Danitza Fernandez-Lara, Centro de Hematología y Medicina Interna, Clínica Ruiz, Puebla, Mexico
José M. Porcel, Pleural Medicine Unit, Department of Internal Medicine, Hospital Universitario Arnau de Vilanova, IRBLleida, Lleida, Spain
Robinson Robles-Hernández, Instituto Nacional de Enfermedades Respiratorias Ismael Cosío Villegas, Mexico City, Mexico
Olivia Lira-Lara, Centro de Hematología y Medicina Interna, Clínica Ruiz, Puebla, Mexico; Universidad Veracruzana, Veracruz, Mexico
Miranda Melgar-de-la-Paz, Centro de Hematología y Medicina Interna, Clínica Ruiz, Puebla, Mexico; Universidad Anáhuac Puebla, Puebla, Mexico
Moisés M. Gallardo-Pérez, Centro de Hematología y Medicina Interna, Clínica Ruiz, Puebla, Mexico
Juan C. Olivares-Gazca, Centro de Hematología y Medicina Interna, Clínica Ruiz, Puebla, Mexico
Guillermo J. Ruiz-Delgado, Centro de Hematología y Medicina Interna, Clínica Ruiz, Puebla, Mexico; Universidad Anáhuac Puebla, Puebla, Mexico
Guillermo J. Ruiz-Argüelles, Centro de Hematología y Medicina Interna, Clínica Ruiz, Puebla, Mexico; Universidad Anáhuac Puebla, Puebla, Mexico
Background: Smoking remains a significant issue that increases the prevalence of multiple sclerosis (MS) and its progression to secondary progressive forms.
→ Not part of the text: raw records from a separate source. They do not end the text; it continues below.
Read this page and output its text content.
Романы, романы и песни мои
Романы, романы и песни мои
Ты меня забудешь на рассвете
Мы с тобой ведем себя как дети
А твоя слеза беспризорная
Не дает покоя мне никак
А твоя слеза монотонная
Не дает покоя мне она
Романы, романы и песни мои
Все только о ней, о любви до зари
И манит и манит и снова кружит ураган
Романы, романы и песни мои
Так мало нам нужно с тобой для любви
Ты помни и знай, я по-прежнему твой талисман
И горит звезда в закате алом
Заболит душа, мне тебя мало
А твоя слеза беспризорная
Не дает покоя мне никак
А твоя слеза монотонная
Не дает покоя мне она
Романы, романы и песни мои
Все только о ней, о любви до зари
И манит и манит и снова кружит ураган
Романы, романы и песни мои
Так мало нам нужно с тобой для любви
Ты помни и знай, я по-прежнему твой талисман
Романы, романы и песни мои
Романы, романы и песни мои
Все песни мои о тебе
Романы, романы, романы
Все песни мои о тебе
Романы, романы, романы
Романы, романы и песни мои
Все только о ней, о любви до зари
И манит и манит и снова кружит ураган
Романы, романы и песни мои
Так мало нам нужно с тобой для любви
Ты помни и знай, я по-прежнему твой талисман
Objectives: The goal is to identify the relationship between smoking and disease progression in MS patients who have undergone autologous hematopoietic stem cell transplantation (auto-HSCT) at the Centro de Hematología y Medicina Interna, Clínica Ruiz, Puebla, Mexico. Methods: This retrospective study involved MS patients treated with auto-HSCT, followed for 12 months. The response to transplantation was measured using the difference in Expanded Disability Status Scale (EDSS) scores before and 12 months after the transplant. A difference of −0.5 or greater indicated a good response, while a difference below 0.5 indicated a poor response. Results: The study included 419 patients, with a median age of 47 years (IQR: 40-53). The majority were non-smokers (315) compared to smokers/ex-smokers (104). In patients with PMSS, EDSS stabilization at 12 months was observed in both smokers/ex-smokers (median 6, interquartile range (IQR) = 1 vs. 6, IQR = 1, p = 0.466) and non-smokers (median 6, IQR = 1 vs. 6, IQR = 1.5, p = 0.001), although non-smokers showed a statistically significant difference. Conclusion: Smoking may negatively impact MS progression, especially in its progressive forms.
Keywords: Multiple sclerosis. Smoking. Auto-HSCT. Disease progression.